Ho dovuto verificare l’ultima volta in cui ho coccolato il mio blog.
Dicembre.
Imperdonabile, lo so. Imperdonabile pensare di passare 5 mesi senza curarsi di ciò che ci possa appagare, in una realtà dove sembra il verbo più usato sia, invece, pagare.
L’ultimo paio di articoli riguardava la Palestina, beh, anche questo ne parlerà, perché è doveroso, nonostante qualcuno mi abbia fatto notare che ho rotto il cazzo coi miei pipponi. Vorrei a sto giro, provare a farvi arrivare allo zerbino della mia ala cerebrale pensante affinché capiate i pipponi. Poi, sia chiaro, se ve ne frega meno dell’uccisione degli orsi o del libro di Vannacci, potete anche tornare un’altra volta.

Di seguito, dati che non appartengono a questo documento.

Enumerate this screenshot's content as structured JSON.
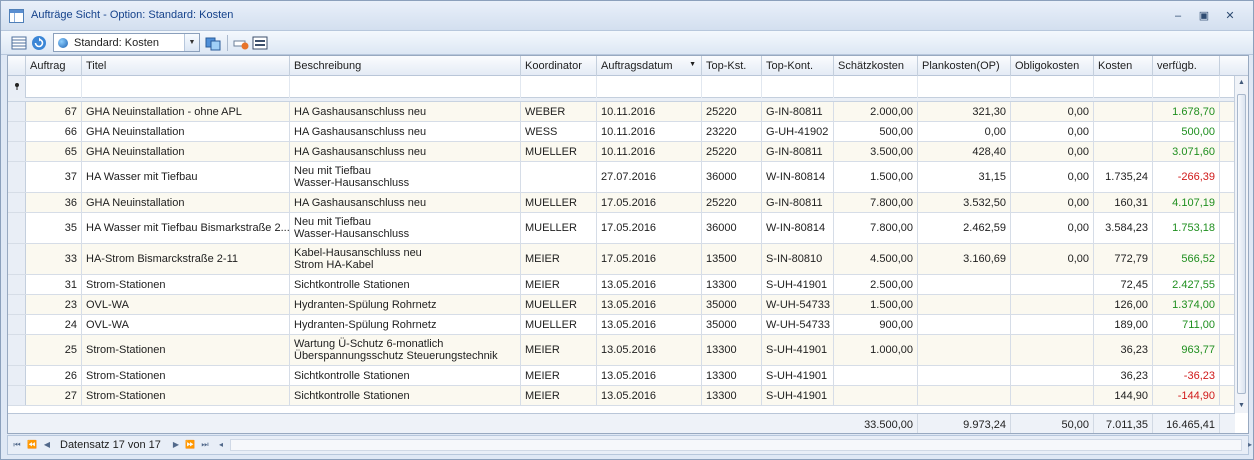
{
  "window": {
    "title": "Aufträge Sicht - Option: Standard: Kosten",
    "controls": [
      "minimize-icon",
      "restore-icon",
      "close-icon"
    ]
  },
  "toolbar": {
    "view_selector": "Standard: Kosten",
    "icons": [
      "grid-view-icon",
      "refresh-icon",
      "globe-icon",
      "switch-view-icon",
      "delete-filter-icon",
      "layout-icon"
    ]
  },
  "grid": {
    "columns": [
      "Auftrag",
      "Titel",
      "Beschreibung",
      "Koordinator",
      "Auftragsdatum",
      "Top-Kst.",
      "Top-Kont.",
      "Schätzkosten",
      "Plankosten(OP)",
      "Obligokosten",
      "Kosten",
      "verfügb."
    ],
    "sort_column": "Auftragsdatum",
    "sort_direction": "descending",
    "rows": [
      {
        "auftrag": "67",
        "titel": "GHA Neuinstallation - ohne APL",
        "beschreibung": "HA Gashausanschluss neu",
        "koordinator": "WEBER",
        "datum": "10.11.2016",
        "kst": "25220",
        "kont": "G-IN-80811",
        "schaetz": "2.000,00",
        "plan": "321,30",
        "obligo": "0,00",
        "kosten": "",
        "verf": "1.678,70",
        "neg": false
      },
      {
        "auftrag": "66",
        "titel": "GHA Neuinstallation",
        "beschreibung": "HA Gashausanschluss neu",
        "koordinator": "WESS",
        "datum": "10.11.2016",
        "kst": "23220",
        "kont": "G-UH-41902",
        "schaetz": "500,00",
        "plan": "0,00",
        "obligo": "0,00",
        "kosten": "",
        "verf": "500,00",
        "neg": false
      },
      {
        "auftrag": "65",
        "titel": "GHA Neuinstallation",
        "beschreibung": "HA Gashausanschluss neu",
        "koordinator": "MUELLER",
        "datum": "10.11.2016",
        "kst": "25220",
        "kont": "G-IN-80811",
        "schaetz": "3.500,00",
        "plan": "428,40",
        "obligo": "0,00",
        "kosten": "",
        "verf": "3.071,60",
        "neg": false
      },
      {
        "auftrag": "37",
        "titel": "HA Wasser mit Tiefbau",
        "beschreibung": "Neu mit Tiefbau\nWasser-Hausanschluss",
        "koordinator": "",
        "datum": "27.07.2016",
        "kst": "36000",
        "kont": "W-IN-80814",
        "schaetz": "1.500,00",
        "plan": "31,15",
        "obligo": "0,00",
        "kosten": "1.735,24",
        "verf": "-266,39",
        "neg": true
      },
      {
        "auftrag": "36",
        "titel": "GHA Neuinstallation",
        "beschreibung": "HA Gashausanschluss neu",
        "koordinator": "MUELLER",
        "datum": "17.05.2016",
        "kst": "25220",
        "kont": "G-IN-80811",
        "schaetz": "7.800,00",
        "plan": "3.532,50",
        "obligo": "0,00",
        "kosten": "160,31",
        "verf": "4.107,19",
        "neg": false
      },
      {
        "auftrag": "35",
        "titel": "HA Wasser mit Tiefbau Bismarkstraße 2...",
        "beschreibung": "Neu mit Tiefbau\nWasser-Hausanschluss",
        "koordinator": "MUELLER",
        "datum": "17.05.2016",
        "kst": "36000",
        "kont": "W-IN-80814",
        "schaetz": "7.800,00",
        "plan": "2.462,59",
        "obligo": "0,00",
        "kosten": "3.584,23",
        "verf": "1.753,18",
        "neg": false
      },
      {
        "auftrag": "33",
        "titel": "HA-Strom Bismarckstraße 2-11",
        "beschreibung": "Kabel-Hausanschluss neu\nStrom HA-Kabel",
        "koordinator": "MEIER",
        "datum": "17.05.2016",
        "kst": "13500",
        "kont": "S-IN-80810",
        "schaetz": "4.500,00",
        "plan": "3.160,69",
        "obligo": "0,00",
        "kosten": "772,79",
        "verf": "566,52",
        "neg": false
      },
      {
        "auftrag": "31",
        "titel": "Strom-Stationen",
        "beschreibung": "Sichtkontrolle Stationen",
        "koordinator": "MEIER",
        "datum": "13.05.2016",
        "kst": "13300",
        "kont": "S-UH-41901",
        "schaetz": "2.500,00",
        "plan": "",
        "obligo": "",
        "kosten": "72,45",
        "verf": "2.427,55",
        "neg": false
      },
      {
        "auftrag": "23",
        "titel": "OVL-WA",
        "beschreibung": "Hydranten-Spülung Rohrnetz",
        "koordinator": "MUELLER",
        "datum": "13.05.2016",
        "kst": "35000",
        "kont": "W-UH-54733",
        "schaetz": "1.500,00",
        "plan": "",
        "obligo": "",
        "kosten": "126,00",
        "verf": "1.374,00",
        "neg": false
      },
      {
        "auftrag": "24",
        "titel": "OVL-WA",
        "beschreibung": "Hydranten-Spülung Rohrnetz",
        "koordinator": "MUELLER",
        "datum": "13.05.2016",
        "kst": "35000",
        "kont": "W-UH-54733",
        "schaetz": "900,00",
        "plan": "",
        "obligo": "",
        "kosten": "189,00",
        "verf": "711,00",
        "neg": false
      },
      {
        "auftrag": "25",
        "titel": "Strom-Stationen",
        "beschreibung": "Wartung Ü-Schutz  6-monatlich\nÜberspannungsschutz Steuerungstechnik",
        "koordinator": "MEIER",
        "datum": "13.05.2016",
        "kst": "13300",
        "kont": "S-UH-41901",
        "schaetz": "1.000,00",
        "plan": "",
        "obligo": "",
        "kosten": "36,23",
        "verf": "963,77",
        "neg": false
      },
      {
        "auftrag": "26",
        "titel": "Strom-Stationen",
        "beschreibung": "Sichtkontrolle Stationen",
        "koordinator": "MEIER",
        "datum": "13.05.2016",
        "kst": "13300",
        "kont": "S-UH-41901",
        "schaetz": "",
        "plan": "",
        "obligo": "",
        "kosten": "36,23",
        "verf": "-36,23",
        "neg": true
      },
      {
        "auftrag": "27",
        "titel": "Strom-Stationen",
        "beschreibung": "Sichtkontrolle Stationen",
        "koordinator": "MEIER",
        "datum": "13.05.2016",
        "kst": "13300",
        "kont": "S-UH-41901",
        "schaetz": "",
        "plan": "",
        "obligo": "",
        "kosten": "144,90",
        "verf": "-144,90",
        "neg": true
      }
    ],
    "totals": {
      "schaetz": "33.500,00",
      "plan": "9.973,24",
      "obligo": "50,00",
      "kosten": "7.011,35",
      "verf": "16.465,41"
    }
  },
  "navigator": {
    "record_text": "Datensatz 17 von 17",
    "buttons": [
      "first-record-icon",
      "prev-page-icon",
      "prev-record-icon",
      "next-record-icon",
      "next-page-icon",
      "last-record-icon"
    ]
  },
  "colors": {
    "positive": "#1f8f1f",
    "negative": "#d01a1a",
    "alt_row": "#fbf9f0",
    "title_text": "#15428b"
  }
}
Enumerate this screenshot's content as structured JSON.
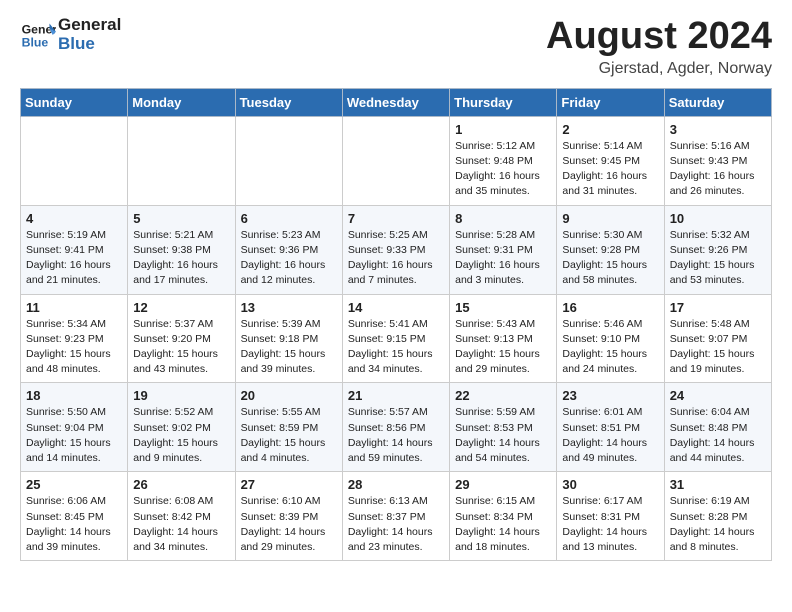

Parto da quelle che per me son le basi. Se uno protesta pacificamente contro l’uccisione di decine di migliaia di persone non può essere caricato di botte da persone in divisa che dovrebbero essere coloro che noi chiameremmo in caso di aiuto di fronte ad un reato. Cioè, aiutatemi a capire: io son lì che guardo passare il giro d’Italia con addosso una bandiera palestinese anziché lo scialle di mia nonna…e vengo arrestata? Per carità, in questo paese guai a toccare la famiglia, ma vi assicuro che mia nonna non si è offesa e probabilmente è giù a Milano con la Franca ogni sabato a manifestare da 7 mesi a sta parte.
All’Eurovision, dove ricordo che la Russia era stata bandita con toni aspri e accuse, tra i concorrenti c’è tranquillamente la rappresentante israeliana e per di più vengono vietate le bandiere palestinesi. Probabilmente pensano possano impallare le telecamere durante la trasmissione, perché non vedo altri motivi tecnici.
Al Salone del Libro di Torino, città natia del Conte di Cavour e di Luciana Littizzetto, viene impedito l’accesso a chi esponga simboli palestinesi e si smuove una mobilitazione poliziesca che nemmeno al raduno fascista ad Acca Larentia…Ah no scusate, lì la polizia non c’era davvero pardon.. mi era sfuggito che la polizia arriva se gridi “l’Italia è antifascista”. Se invece ti ritrovi con 50/100/200 geni a fare saluti romani in memoria di antichi sfarzi al massimo finisci sul giornale, non in ospedale con la testa sfasciata.
Non siamo la Repubblica delle banane, no. Le banane non sono né di stagione né del territorio. Al massimo potremmo essere la Repubblica degli acini (con la C, non la S), visto che il buon vino del nord è talmente considerato dal nostro ministro dell’agricoltura, che fotte sega se poi la siccità c’è solo in Sicilia dai. Detto da uno che rappresenta l’unica razza vivente senziente, non si può che credergli. Poi che io abbia colleghe che credono si consumi più acqua per un ceppo di insalata che per la vita di una mucca in un allevamento intensivo, beh, ho sempre quei due nanosecondi in cui il mio essere senziente cozza con la pugile che è in me e alla fine si taccia, sperando che mio fiato non sprecato si trasformi con il potere del cristallo di luna in ossigeno da distribuire a cervelli atrofizzati.
L’atrofizzazione del nostro pensare, offuscato da questa realtà spasmodicamente capitalista, fa sì che moltissimi individui credano a ciò che i grandi mass media trasmettono, senza porsi domande, senza chiedersi perché di alcune scelte politiche, perché duepesiduemisure. Quando di questi tempi i mal di gola durano settimane e le tossi non passano, non ci si chiede se forse sia l’aria ad avere qualcosa di diverso, no, si dà la colpa al “tempo” come se fosse un’entità pazzerella che si fa i cazzi suoi. Duole deludervi, ma la natura è perfetta da sola, in ogni sua forma, anche e soprattutto senza il nostro intervento.
Dobbiamo invece intervenire per salvare vite, per cambiare le nostre abitudini, per capire chi siamo e cosa stiamo facendo, cosa stiamo diventando e cosa vogliamo lasciare a chi sarà dopo di noi. Sì, è un pippone pure questo, ma senza Pippo, non sarebbe la Repubblica degli Acini.